Kollisionsvermeidung hatte jetzt oberste Priorität, ich konnte mich nicht mehr um die Netze kümmern. Aufstoppen über den Sturmanker erschien mir noch gefährlicher in diesem Moment, wo ich den Kurs nicht bestimmen konnte. Ich griff zu den weißen Fallschirmraketen und feuerte die erste ab. Langsam senkte sich die Lichtkugel und beleuchtet den Ozean. Mein Kompass schlug plötzlich um. Mein Kurs änderte abrupt von 210° auf 300 bis 360°. Ich verstand gar nichts mehr. Was zur Hölle passiert hier? Da mein Boot abdrehte, war nur schwer zu erkennen ob das Schiff vor mir nun den Kurs ändern würde. Ich versuchte das Ruder zu stabilisieren, als ich die zerrissene 6mm Steuerleine in der Hand hielt. Na super! Scheinbar bin ich denen mit meinem Ruder ins Netz gegangen und habe mir die Steuerleinen abgerissen. Ich war geblendet von den Lichtern, ab weiterhin hielt das Boot voll auf mich zu. Ich zündete eine zweite Rakete und den Laser. Wieder nichts. Das müssen die gesehen haben. Das waren höchsten noch 400 Meter. Doch nichts. Ich schrie ins Funkgerät … 100 Meter vorm erwarteten Aufprall zündete ich die Handfackel und schrie mit schlotternden Knien, winkte ab und filmte sogar noch :-). 50 Meter, höchstens! (siehe Foto) die Motoren heulten auf, das Wasser am Heck spritze, das Schiff drehte nach Backbord ab. Ich sah in die Gesichter der Fischer und zeigte den Vogel. Ich roch die Maschine. Schrie nach wie vor: „Turn on your VHF, Radio, 16, Can not manouver“. Nix. Ich eilte zum Rudersitz, versuchte so schnell wie möglich von dem Netz wegzukommen. Der Trawler drehte bei und näherte sich auf 20m Steuerbord. Es sei angemerkt, bei Seegang und nicht im Hallenbad. Die Männer schrieen mir in Spanish etwas herüber. Ich verstand nichts. Winkte mit dem Funkgerät, schrie weiterhin „VHF, RADIO, 16“. Hatte das kleine Handfunkgerät inzwischen als Verstärkung an Deck. Nichts. Die Männer gestikulierten, ich quittierte irgendwann mit einem „Idiots!“ – worauf ich ein „Ju ar welcum“ zu hören meinte. Doch ein Ansatz von English???

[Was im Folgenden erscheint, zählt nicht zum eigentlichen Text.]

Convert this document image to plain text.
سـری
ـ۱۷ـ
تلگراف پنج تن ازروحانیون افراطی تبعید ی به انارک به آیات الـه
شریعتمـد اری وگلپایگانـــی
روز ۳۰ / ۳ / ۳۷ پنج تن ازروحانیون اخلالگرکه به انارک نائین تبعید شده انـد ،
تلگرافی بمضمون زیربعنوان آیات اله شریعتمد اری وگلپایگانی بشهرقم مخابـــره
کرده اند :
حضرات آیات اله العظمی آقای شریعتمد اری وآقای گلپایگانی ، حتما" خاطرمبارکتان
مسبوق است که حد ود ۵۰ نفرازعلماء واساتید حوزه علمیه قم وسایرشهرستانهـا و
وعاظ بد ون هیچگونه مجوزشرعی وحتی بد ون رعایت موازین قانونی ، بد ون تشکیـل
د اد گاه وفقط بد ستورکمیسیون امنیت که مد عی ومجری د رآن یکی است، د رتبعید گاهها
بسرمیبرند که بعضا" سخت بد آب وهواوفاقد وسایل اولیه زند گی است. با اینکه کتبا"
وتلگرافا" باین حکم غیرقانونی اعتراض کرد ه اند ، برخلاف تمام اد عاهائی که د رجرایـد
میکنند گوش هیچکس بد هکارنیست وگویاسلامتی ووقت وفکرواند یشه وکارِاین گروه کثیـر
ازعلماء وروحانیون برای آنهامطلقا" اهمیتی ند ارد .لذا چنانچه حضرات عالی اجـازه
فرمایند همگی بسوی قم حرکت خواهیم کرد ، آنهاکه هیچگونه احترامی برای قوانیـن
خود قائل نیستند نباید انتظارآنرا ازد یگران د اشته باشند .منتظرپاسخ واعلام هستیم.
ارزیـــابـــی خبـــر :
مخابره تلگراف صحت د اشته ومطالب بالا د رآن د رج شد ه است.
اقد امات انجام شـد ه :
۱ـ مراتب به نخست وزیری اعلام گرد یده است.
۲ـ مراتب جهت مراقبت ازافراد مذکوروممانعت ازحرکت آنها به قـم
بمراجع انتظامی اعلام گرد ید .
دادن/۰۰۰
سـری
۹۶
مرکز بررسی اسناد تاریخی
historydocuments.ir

Ich ignorierte das Gelaber irgendwann, mir wurde der Abstand deutlich zu gefährlich. Ich drehte ab. Konnte wieder steuern, nachdem ich die Fusssteuerleine aufs Handsteuer umgelegt hatte. Meine Güte. Ich war fertig. Ich konnte das nicht fassen. Was für Idioten. Kein AIS, kein Funkgerät, keine ausreichende Beleuchtung, ignorieren Signalraketen, sprechen kein Englisch … inmitten von Treibnetzen, Offshore.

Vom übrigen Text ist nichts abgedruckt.